Nearly half of U.S. workers say they routinely put in more than 50 hours on the job each week, often without overtime pay. But employers should probably start politely declining the "free" gift, new research suggests.
So-called "work martyrs" give hundreds of hours in free labor to their employers every year, encouraged by always-on gadgets, work through nights, weekends, and vacations. Trading sleep or fun for unpaid work is obviously a bad deal for employees, but there's a growing body of evidence that even apparently "free" labor might not be a good deal for employers, either.
Research that attempts to quantify the relationship between hours worked and productivity found that employee output falls sharply after a 50-hour work-week, and falls off a cliff after 55 hours—so much so that someone who puts in 70 hours produces nothing more with those extra 15 hours, according to a study published last year by John Pencavel of Stanford University. ...

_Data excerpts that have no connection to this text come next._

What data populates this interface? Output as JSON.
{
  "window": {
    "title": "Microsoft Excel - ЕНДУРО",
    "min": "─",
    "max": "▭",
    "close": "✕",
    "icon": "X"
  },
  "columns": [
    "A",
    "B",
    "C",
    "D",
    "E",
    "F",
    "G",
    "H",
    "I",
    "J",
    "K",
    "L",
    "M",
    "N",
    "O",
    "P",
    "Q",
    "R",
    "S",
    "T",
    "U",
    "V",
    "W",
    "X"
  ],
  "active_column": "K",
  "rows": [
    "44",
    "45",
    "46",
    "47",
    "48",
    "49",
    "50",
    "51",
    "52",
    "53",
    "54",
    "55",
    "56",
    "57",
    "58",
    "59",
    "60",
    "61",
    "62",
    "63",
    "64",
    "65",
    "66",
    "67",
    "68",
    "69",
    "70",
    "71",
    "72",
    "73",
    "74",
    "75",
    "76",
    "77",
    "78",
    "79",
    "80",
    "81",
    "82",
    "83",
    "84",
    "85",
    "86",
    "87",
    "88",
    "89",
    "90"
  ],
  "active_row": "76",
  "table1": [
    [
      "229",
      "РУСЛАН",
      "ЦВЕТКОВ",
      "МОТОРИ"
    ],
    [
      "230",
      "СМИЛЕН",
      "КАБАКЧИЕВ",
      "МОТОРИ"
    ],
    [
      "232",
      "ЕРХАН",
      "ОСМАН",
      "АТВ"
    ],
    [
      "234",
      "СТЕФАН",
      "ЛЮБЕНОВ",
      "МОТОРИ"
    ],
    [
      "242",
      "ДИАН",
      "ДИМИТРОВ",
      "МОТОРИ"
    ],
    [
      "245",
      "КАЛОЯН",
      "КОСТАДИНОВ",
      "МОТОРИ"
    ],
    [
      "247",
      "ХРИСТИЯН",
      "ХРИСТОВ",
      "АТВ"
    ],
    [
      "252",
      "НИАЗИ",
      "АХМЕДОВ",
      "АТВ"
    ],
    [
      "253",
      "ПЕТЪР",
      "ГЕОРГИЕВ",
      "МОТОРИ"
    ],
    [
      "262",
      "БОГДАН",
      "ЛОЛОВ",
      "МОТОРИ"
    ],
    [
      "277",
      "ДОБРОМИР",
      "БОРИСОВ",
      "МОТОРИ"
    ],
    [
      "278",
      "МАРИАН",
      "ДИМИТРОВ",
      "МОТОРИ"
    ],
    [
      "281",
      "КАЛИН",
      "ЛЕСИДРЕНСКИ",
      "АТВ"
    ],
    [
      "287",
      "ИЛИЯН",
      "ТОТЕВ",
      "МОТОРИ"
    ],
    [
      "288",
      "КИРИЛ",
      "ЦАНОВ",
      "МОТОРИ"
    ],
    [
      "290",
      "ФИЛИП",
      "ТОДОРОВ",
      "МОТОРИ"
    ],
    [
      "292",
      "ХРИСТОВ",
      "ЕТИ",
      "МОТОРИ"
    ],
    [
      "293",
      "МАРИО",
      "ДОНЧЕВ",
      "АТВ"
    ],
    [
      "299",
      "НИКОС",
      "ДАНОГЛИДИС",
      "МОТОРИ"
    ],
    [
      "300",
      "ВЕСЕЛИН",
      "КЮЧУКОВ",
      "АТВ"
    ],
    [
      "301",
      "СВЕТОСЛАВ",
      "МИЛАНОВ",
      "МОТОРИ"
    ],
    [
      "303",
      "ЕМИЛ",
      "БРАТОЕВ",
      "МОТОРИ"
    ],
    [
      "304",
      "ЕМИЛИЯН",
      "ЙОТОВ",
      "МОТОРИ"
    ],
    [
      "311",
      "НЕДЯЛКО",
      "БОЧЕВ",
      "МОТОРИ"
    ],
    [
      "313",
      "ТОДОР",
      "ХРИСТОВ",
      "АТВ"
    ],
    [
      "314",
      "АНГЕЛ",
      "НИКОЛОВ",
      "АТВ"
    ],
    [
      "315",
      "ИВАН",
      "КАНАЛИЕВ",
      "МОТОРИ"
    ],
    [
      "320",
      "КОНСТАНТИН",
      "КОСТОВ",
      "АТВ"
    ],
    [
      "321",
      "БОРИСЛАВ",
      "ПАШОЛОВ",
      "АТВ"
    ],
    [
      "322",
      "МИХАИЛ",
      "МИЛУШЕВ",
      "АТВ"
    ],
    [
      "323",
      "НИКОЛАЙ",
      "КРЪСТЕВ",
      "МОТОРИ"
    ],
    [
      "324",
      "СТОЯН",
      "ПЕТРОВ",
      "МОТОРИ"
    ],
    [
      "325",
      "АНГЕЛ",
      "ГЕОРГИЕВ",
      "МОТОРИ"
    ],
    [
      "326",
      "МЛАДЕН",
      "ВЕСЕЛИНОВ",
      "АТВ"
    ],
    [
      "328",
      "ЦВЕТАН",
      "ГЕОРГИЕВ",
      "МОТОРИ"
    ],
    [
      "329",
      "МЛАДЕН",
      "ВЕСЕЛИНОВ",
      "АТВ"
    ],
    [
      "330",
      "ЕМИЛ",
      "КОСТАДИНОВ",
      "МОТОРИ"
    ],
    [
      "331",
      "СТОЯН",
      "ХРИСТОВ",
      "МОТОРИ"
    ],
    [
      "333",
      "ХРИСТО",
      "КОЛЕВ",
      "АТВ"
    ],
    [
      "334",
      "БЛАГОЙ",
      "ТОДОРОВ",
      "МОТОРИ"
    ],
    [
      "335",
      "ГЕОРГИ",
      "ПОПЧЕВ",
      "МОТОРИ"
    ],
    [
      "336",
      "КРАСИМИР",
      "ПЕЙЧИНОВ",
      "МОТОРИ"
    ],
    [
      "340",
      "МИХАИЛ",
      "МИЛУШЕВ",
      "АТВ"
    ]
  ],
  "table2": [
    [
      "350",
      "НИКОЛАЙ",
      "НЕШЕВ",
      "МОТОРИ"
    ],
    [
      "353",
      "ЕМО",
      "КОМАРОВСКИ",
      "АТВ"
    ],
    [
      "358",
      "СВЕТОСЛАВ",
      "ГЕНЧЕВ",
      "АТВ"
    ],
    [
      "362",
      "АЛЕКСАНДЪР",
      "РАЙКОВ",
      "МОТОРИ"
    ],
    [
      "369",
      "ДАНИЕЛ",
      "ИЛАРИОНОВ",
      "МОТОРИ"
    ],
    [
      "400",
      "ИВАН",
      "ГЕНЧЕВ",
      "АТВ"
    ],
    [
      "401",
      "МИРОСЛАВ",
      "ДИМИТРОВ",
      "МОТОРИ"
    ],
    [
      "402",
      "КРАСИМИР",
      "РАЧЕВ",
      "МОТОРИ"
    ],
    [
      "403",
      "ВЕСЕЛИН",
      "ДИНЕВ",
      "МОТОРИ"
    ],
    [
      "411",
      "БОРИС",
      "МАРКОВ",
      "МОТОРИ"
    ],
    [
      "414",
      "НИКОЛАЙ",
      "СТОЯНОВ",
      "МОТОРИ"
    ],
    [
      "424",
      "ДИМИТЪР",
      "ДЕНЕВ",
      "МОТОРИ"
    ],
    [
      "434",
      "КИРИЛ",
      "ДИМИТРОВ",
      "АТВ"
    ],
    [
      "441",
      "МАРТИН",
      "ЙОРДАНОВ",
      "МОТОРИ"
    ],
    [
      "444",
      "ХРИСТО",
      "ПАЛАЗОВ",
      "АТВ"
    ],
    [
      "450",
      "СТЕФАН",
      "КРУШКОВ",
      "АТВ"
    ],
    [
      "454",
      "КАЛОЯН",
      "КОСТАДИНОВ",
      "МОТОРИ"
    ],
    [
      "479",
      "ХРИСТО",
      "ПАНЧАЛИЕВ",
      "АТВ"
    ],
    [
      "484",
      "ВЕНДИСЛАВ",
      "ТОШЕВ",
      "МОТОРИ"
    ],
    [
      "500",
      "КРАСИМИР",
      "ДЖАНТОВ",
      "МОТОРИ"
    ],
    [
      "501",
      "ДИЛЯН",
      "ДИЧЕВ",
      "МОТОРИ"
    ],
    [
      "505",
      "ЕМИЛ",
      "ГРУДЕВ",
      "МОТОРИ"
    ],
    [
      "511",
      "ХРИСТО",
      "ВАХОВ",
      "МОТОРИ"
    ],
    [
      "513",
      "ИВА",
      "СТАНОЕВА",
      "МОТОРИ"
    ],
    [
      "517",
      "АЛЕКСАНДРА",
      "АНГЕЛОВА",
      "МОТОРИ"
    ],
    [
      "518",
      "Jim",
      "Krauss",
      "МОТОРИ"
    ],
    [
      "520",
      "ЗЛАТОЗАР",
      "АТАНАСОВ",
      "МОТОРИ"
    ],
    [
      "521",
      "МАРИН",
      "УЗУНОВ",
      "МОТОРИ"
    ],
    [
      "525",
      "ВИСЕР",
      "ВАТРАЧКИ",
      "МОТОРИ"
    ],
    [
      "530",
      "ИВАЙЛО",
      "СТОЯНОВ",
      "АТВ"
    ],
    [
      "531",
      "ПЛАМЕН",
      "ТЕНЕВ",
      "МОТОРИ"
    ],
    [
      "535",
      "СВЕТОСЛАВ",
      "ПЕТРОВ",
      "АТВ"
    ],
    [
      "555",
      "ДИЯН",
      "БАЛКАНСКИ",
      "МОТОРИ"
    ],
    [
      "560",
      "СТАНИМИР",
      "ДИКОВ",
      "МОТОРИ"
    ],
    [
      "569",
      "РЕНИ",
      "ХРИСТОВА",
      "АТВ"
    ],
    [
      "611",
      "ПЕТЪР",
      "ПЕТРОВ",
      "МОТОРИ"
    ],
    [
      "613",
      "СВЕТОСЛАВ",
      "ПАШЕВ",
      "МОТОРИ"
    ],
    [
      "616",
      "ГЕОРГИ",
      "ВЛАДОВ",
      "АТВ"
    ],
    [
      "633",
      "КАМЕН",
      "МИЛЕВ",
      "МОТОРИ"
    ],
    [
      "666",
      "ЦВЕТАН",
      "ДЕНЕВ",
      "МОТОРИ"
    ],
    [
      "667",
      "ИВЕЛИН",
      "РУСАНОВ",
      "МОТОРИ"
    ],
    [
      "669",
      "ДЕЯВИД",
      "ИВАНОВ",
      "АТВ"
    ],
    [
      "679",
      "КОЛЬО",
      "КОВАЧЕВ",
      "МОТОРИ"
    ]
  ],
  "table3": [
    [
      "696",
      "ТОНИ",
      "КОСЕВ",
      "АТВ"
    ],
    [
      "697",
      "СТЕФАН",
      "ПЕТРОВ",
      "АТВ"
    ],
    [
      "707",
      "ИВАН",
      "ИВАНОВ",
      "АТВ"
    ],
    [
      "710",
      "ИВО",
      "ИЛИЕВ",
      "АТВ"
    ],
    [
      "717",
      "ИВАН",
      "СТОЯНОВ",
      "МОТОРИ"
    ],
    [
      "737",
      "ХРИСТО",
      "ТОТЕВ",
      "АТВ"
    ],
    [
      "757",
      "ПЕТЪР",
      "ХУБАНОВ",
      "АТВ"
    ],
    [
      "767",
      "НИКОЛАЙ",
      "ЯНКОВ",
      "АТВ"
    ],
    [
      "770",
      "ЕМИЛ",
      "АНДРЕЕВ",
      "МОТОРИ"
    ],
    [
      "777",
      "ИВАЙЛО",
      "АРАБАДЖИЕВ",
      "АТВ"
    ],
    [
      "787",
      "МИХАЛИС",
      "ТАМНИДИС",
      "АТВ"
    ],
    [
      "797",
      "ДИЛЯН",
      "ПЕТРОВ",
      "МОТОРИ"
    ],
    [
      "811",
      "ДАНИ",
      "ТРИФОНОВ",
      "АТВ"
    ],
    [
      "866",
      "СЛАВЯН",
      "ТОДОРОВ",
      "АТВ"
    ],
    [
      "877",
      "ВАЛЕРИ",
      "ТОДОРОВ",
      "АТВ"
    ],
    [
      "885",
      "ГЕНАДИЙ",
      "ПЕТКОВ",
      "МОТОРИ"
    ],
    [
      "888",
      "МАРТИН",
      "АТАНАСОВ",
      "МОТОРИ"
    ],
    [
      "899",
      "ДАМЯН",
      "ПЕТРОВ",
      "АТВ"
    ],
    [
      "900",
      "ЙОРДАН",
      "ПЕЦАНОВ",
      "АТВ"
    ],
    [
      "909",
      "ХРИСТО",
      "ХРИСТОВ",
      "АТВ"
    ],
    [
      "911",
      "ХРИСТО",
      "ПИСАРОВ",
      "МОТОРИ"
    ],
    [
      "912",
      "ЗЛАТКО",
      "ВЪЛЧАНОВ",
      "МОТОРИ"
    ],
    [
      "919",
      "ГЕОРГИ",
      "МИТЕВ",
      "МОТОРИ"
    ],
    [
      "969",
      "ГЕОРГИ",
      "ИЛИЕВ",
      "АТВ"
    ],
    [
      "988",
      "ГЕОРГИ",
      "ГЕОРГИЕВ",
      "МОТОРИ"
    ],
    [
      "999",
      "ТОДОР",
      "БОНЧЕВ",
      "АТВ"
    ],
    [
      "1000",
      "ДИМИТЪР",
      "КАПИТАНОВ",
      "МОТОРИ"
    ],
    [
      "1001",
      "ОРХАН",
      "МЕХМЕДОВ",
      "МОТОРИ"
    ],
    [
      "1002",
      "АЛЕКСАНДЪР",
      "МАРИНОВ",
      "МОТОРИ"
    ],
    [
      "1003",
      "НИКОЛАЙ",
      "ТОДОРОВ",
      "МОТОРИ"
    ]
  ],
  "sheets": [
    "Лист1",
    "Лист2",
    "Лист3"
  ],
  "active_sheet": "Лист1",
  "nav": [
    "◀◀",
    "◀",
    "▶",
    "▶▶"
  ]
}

I noticed it at Disney Feature in the early nineties, when Jeffrey Katzenberg was pushing staff to turn out animated features "better, cheaper, faster."
Then it came to my attention during Space Jam. The crew, spread out across Glendale and Sherman Oaks (not to mention far-off geographical locations) was working seven-day, fifteen-hour weeks to meet an insane schedule. (I won't bore you about how it got insane, but do the words "late start" and "hard release date" have resonance?)
Long, unending work days = Way Less Work
I was at the Glendale and Sherman Oaks studios quite a bit, and the predominant retinal image was of bleary-eyes animators and assistants staring blankly at their light boards. Doing nothing. It was pretty apparent that if the over-worked crew had gotten a day off here, and two days off there, they would have gotten much more work done. Because their frontal lobes would have been functioning.
But management couldn't do that, because if the deadline hadn't been met, some folks wearing ties would have lost their jobs. ("What?! These people had a FREE DAY!?") So, no time off.
The deadline was ultimately met, but only because Warners threw a lot of money at the project as the days dwindled down to a precious few. And that report up on top? It's really a statement of the obvious.